Eu preciso admitir. Eu não aprendi a gostar de basquete “assistindo NBA na Band”, que é o que 90% dos caras da minha geração dizem. Eu comecei a gostar de basquete jogando NBA Jam.

Acho difícil que alguém DE BEM não conheça o jogo, mas caso você tenha caído de paraquedas aqui (esses dias uma pessoa acessou o blog colocando no google ‘boa foda’, então pode ser que você esteja aqui sem ter qualquer interesse em basquete), saiba que o NBA Jam está para o videogame como o Space Jam está para o cinema no quesito popularização do esporte. Todo mundo que tinha um Super Nintendo ou um Mega Drive fritou jogando por tardes a fio.

os dois melhores jogadores de Los Angeles

os dois melhores jogadores de Los Angeles

Bem na época em que o basquete se tornou um produto básico de exportação da cultura pop americana, o jogo se popularizou nos fliperamas e videogames. Você escolhia um time, que era representado por uma dupla de jogadores. O bacana do jogo é que ele não tinha qualquer compromisso com a realidade. Os jogadores saltavam metros para enterrar, quando você acertava vários arremessos seguidos, a redinha pegava fogo e não existiam faltas. O narrador, completamente pirado, incendiava ainda mais a pelada.

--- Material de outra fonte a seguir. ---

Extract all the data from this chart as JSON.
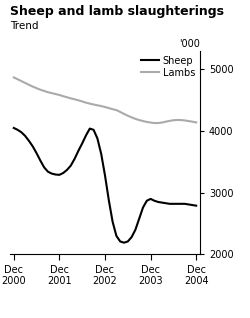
{
  "title": "Sheep and lamb slaughterings",
  "subtitle": "Trend",
  "ylabel": "'000",
  "ylim": [
    2000,
    5300
  ],
  "yticks": [
    2000,
    3000,
    4000,
    5000
  ],
  "x_labels": [
    "Dec\n2000",
    "Dec\n2001",
    "Dec\n2002",
    "Dec\n2003",
    "Dec\n2004"
  ],
  "x_positions": [
    0,
    12,
    24,
    36,
    48
  ],
  "sheep_color": "#000000",
  "lambs_color": "#aaaaaa",
  "sheep_x": [
    0,
    1,
    2,
    3,
    4,
    5,
    6,
    7,
    8,
    9,
    10,
    11,
    12,
    13,
    14,
    15,
    16,
    17,
    18,
    19,
    20,
    21,
    22,
    23,
    24,
    25,
    26,
    27,
    28,
    29,
    30,
    31,
    32,
    33,
    34,
    35,
    36,
    37,
    38,
    39,
    40,
    41,
    42,
    43,
    44,
    45,
    46,
    47,
    48
  ],
  "sheep_y": [
    4050,
    4020,
    3980,
    3920,
    3840,
    3750,
    3640,
    3520,
    3410,
    3340,
    3310,
    3295,
    3290,
    3320,
    3370,
    3440,
    3550,
    3680,
    3800,
    3930,
    4040,
    4020,
    3880,
    3630,
    3280,
    2880,
    2530,
    2300,
    2210,
    2190,
    2210,
    2280,
    2400,
    2580,
    2760,
    2870,
    2900,
    2870,
    2850,
    2840,
    2830,
    2820,
    2820,
    2820,
    2820,
    2820,
    2810,
    2800,
    2790
  ],
  "lambs_x": [
    0,
    1,
    2,
    3,
    4,
    5,
    6,
    7,
    8,
    9,
    10,
    11,
    12,
    13,
    14,
    15,
    16,
    17,
    18,
    19,
    20,
    21,
    22,
    23,
    24,
    25,
    26,
    27,
    28,
    29,
    30,
    31,
    32,
    33,
    34,
    35,
    36,
    37,
    38,
    39,
    40,
    41,
    42,
    43,
    44,
    45,
    46,
    47,
    48
  ],
  "lambs_y": [
    4870,
    4840,
    4810,
    4780,
    4750,
    4720,
    4695,
    4670,
    4650,
    4630,
    4615,
    4600,
    4585,
    4565,
    4548,
    4530,
    4515,
    4498,
    4480,
    4460,
    4445,
    4430,
    4418,
    4405,
    4390,
    4372,
    4355,
    4340,
    4310,
    4278,
    4248,
    4222,
    4198,
    4178,
    4162,
    4148,
    4138,
    4130,
    4130,
    4138,
    4152,
    4165,
    4175,
    4180,
    4178,
    4172,
    4162,
    4152,
    4140
  ],
  "background_color": "#ffffff",
  "legend_sheep": "Sheep",
  "legend_lambs": "Lambs",
  "title_fontsize": 9,
  "subtitle_fontsize": 7.5,
  "tick_fontsize": 7,
  "legend_fontsize": 7,
  "linewidth": 1.5
}
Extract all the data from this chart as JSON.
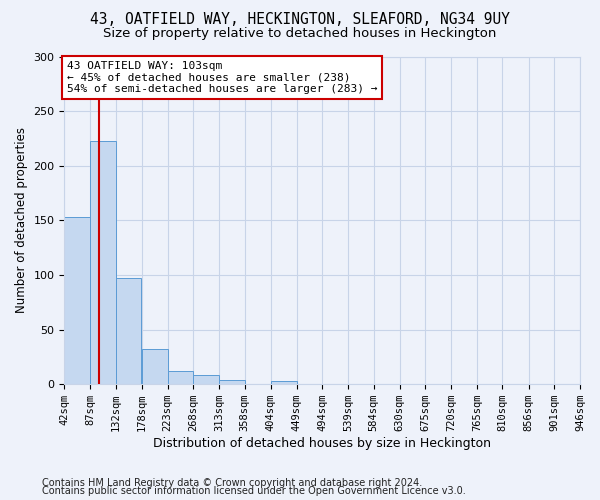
{
  "title1": "43, OATFIELD WAY, HECKINGTON, SLEAFORD, NG34 9UY",
  "title2": "Size of property relative to detached houses in Heckington",
  "xlabel": "Distribution of detached houses by size in Heckington",
  "ylabel": "Number of detached properties",
  "footnote1": "Contains HM Land Registry data © Crown copyright and database right 2024.",
  "footnote2": "Contains public sector information licensed under the Open Government Licence v3.0.",
  "bin_edges": [
    42,
    87,
    132,
    178,
    223,
    268,
    313,
    358,
    404,
    449,
    494,
    539,
    584,
    630,
    675,
    720,
    765,
    810,
    856,
    901,
    946
  ],
  "bar_heights": [
    153,
    223,
    97,
    32,
    12,
    8,
    4,
    0,
    3,
    0,
    0,
    0,
    0,
    0,
    0,
    0,
    0,
    0,
    0,
    0
  ],
  "bar_color": "#c5d8f0",
  "bar_edgecolor": "#5b9bd5",
  "property_size": 103,
  "vline_color": "#cc0000",
  "annotation_text": "43 OATFIELD WAY: 103sqm\n← 45% of detached houses are smaller (238)\n54% of semi-detached houses are larger (283) →",
  "annotation_boxcolor": "white",
  "annotation_edgecolor": "#cc0000",
  "ylim": [
    0,
    300
  ],
  "grid_color": "#c8d4e8",
  "bg_color": "#eef2fa",
  "plot_bg_color": "#eef2fa",
  "title1_fontsize": 10.5,
  "title2_fontsize": 9.5,
  "xlabel_fontsize": 9,
  "ylabel_fontsize": 8.5,
  "tick_fontsize": 7.5,
  "annotation_fontsize": 8,
  "footnote_fontsize": 7
}
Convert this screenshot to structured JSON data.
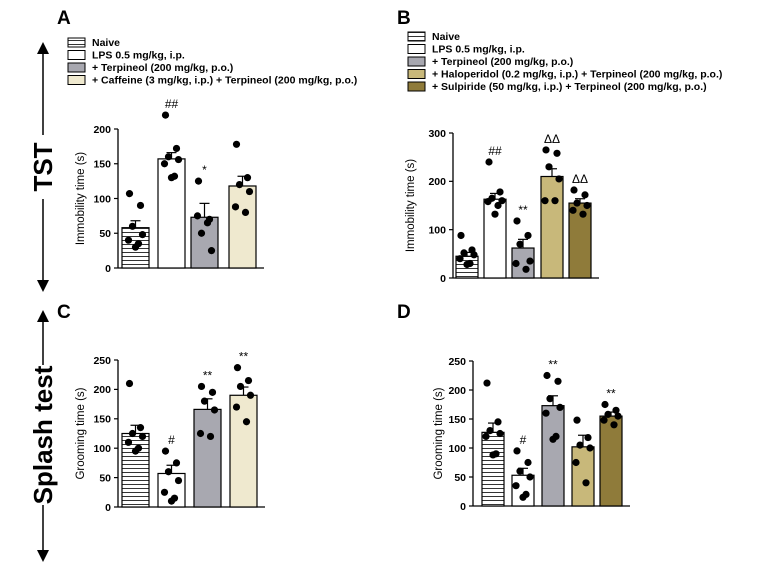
{
  "row_labels": [
    "TST",
    "Splash test"
  ],
  "chart_data": [
    {
      "panel": "A",
      "type": "bar",
      "ylabel": "Immobility time (s)",
      "ylim": [
        0,
        200
      ],
      "yticks": [
        0,
        50,
        100,
        150,
        200
      ],
      "legend": [
        {
          "label": "Naive",
          "pattern": "stripes",
          "color": "#ffffff"
        },
        {
          "label": "LPS 0.5 mg/kg, i.p.",
          "color": "#ffffff"
        },
        {
          "label": "+ Terpineol (200 mg/kg, p.o.)",
          "color": "#a8a8b0"
        },
        {
          "label": "+ Caffeine (3 mg/kg, i.p.) + Terpineol (200 mg/kg, p.o.)",
          "color": "#efe9cf"
        }
      ],
      "bars": [
        {
          "value": 58,
          "err": 10,
          "annot": "",
          "points": [
            107,
            90,
            60,
            48,
            40,
            35,
            30
          ]
        },
        {
          "value": 157,
          "err": 9,
          "annot": "##",
          "points": [
            220,
            172,
            160,
            156,
            150,
            132,
            130
          ]
        },
        {
          "value": 73,
          "err": 20,
          "annot": "*",
          "points": [
            125,
            70,
            50,
            25,
            75,
            65
          ]
        },
        {
          "value": 118,
          "err": 14,
          "annot": "",
          "points": [
            178,
            130,
            120,
            110,
            88,
            80
          ]
        }
      ]
    },
    {
      "panel": "B",
      "type": "bar",
      "ylabel": "Immobility time (s)",
      "ylim": [
        0,
        300
      ],
      "yticks": [
        0,
        100,
        200,
        300
      ],
      "legend": [
        {
          "label": "Naive",
          "pattern": "stripes",
          "color": "#ffffff"
        },
        {
          "label": "LPS 0.5 mg/kg, i.p.",
          "color": "#ffffff"
        },
        {
          "label": "+ Terpineol (200 mg/kg, p.o.)",
          "color": "#a8a8b0"
        },
        {
          "label": "+ Haloperidol (0.2 mg/kg, i.p.) + Terpineol (200 mg/kg, p.o.)",
          "color": "#c8b87a"
        },
        {
          "label": "+ Sulpiride (50 mg/kg, i.p.) + Terpineol (200 mg/kg, p.o.)",
          "color": "#8f7b3a"
        }
      ],
      "bars": [
        {
          "value": 45,
          "err": 8,
          "annot": "",
          "points": [
            88,
            58,
            52,
            48,
            40,
            30,
            28
          ]
        },
        {
          "value": 163,
          "err": 12,
          "annot": "##",
          "points": [
            240,
            178,
            165,
            160,
            158,
            150,
            132
          ]
        },
        {
          "value": 62,
          "err": 18,
          "annot": "**",
          "points": [
            118,
            88,
            70,
            35,
            30,
            18
          ]
        },
        {
          "value": 210,
          "err": 16,
          "annot": "ΔΔ",
          "points": [
            265,
            258,
            230,
            205,
            160,
            160
          ]
        },
        {
          "value": 155,
          "err": 9,
          "annot": "ΔΔ",
          "points": [
            182,
            172,
            155,
            150,
            140,
            132
          ]
        }
      ]
    },
    {
      "panel": "C",
      "type": "bar",
      "ylabel": "Grooming time (s)",
      "ylim": [
        0,
        250
      ],
      "yticks": [
        0,
        50,
        100,
        150,
        200,
        250
      ],
      "bars": [
        {
          "value": 125,
          "err": 14,
          "annot": "",
          "points": [
            210,
            135,
            125,
            120,
            110,
            100,
            95
          ]
        },
        {
          "value": 57,
          "err": 14,
          "annot": "#",
          "points": [
            95,
            75,
            60,
            45,
            25,
            15,
            10
          ]
        },
        {
          "value": 166,
          "err": 18,
          "annot": "**",
          "points": [
            205,
            195,
            180,
            165,
            125,
            120
          ]
        },
        {
          "value": 190,
          "err": 14,
          "annot": "**",
          "points": [
            237,
            215,
            205,
            190,
            170,
            145
          ]
        }
      ]
    },
    {
      "panel": "D",
      "type": "bar",
      "ylabel": "Grooming time (s)",
      "ylim": [
        0,
        250
      ],
      "yticks": [
        0,
        50,
        100,
        150,
        200,
        250
      ],
      "bars": [
        {
          "value": 127,
          "err": 16,
          "annot": "",
          "points": [
            212,
            145,
            130,
            125,
            120,
            90,
            88
          ]
        },
        {
          "value": 53,
          "err": 12,
          "annot": "#",
          "points": [
            95,
            75,
            60,
            50,
            35,
            20,
            15
          ]
        },
        {
          "value": 173,
          "err": 17,
          "annot": "**",
          "points": [
            225,
            215,
            185,
            170,
            160,
            120,
            115
          ]
        },
        {
          "value": 102,
          "err": 20,
          "annot": "",
          "points": [
            148,
            118,
            105,
            100,
            75,
            40
          ]
        },
        {
          "value": 155,
          "err": 7,
          "annot": "**",
          "points": [
            175,
            165,
            158,
            155,
            148,
            140
          ]
        }
      ]
    }
  ]
}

Além de divertidíssimo, o jogo era alimentado por uma série de lendas. Para começar, a dupla do Chicago Bulls não contava com Michael Jordan e o boato era que ele na verdade estava escondido no game. Migué. Na real ele não liberou sua imagem para ser usada no jogo. Outras coisas eram reais: dava pra usar uns cheats e transformar os jogadores em dinossauros ou colocar o então presidente Bill Clinton no lugar de um dos jogadores da dupla.

Na versão seguinte, de 95, outros personagens secretos foram colocados: ninjas do street fighter, Will Smith, Hilary Clinton e Príncipe Charles. Confesso que eu só descobri estas maravilhas muitos anos depois – não tinha as manhas na época…

Para confirmar que o jogo era repleto de segredos, o desgraçado do designer-chefe do jogo veio a público neste mês falar sobre quatro segredos do jogo que nunca tinham sido revelados. PREPARE-SE:

Versão com Michael Jordan
Apesar de não estar na versão original do jogo, em alguns fliperamas Michael Jordan estava disponível para os ~gamers. Gary Payton, que também não figurava no jogo original, também estava em algumas versões. A inclusão de ambos atendia um pedido pessoal dos jogadores para que estivessem em uma edição especial do game.

Bad Boys em modo TURBO
O jogo foi feito para favoreces os Bad Boys do Detroit Pistons. O time já estava em queda de rendimento na NBA, sucumbindo à dinastia do Chicago Bulls, mas os programadores fizeram um código que fazia o Pistons melhorar e o Bulls piorar quando os dois times se enfrentavam.

Shaq tinha DOIS FLIPERAMAS com o jogo
Shaquille O’neal só estava na versão do fliperama, de 93. Por motivos de contrato, ele não constava mais na dupla do Orlando Magic na versão de console de 94. Por isso, o jogador comprou dois fliperamas para poder jogar com ele mesmo. Um ficava na sua casa e outro, pasmem, ele levava a todas as viagens do time.

Fantasma de Petrovic
O jogo do fliperama foi feito antes da morte de Drazen Petrovic e lançado logo após a tragédia. Por causa de um bug, mesmo quando não tinha ninguém jogando, o arcade, vira e mexe, emitia o som do narrador gritando “PETROVIC! PETROVIC!”. Óbvio que muita gente se borrou ao estar jogando algum outro jogo e ouvir o fliperama vizinho gritando, do nada, o nome do jogador morto.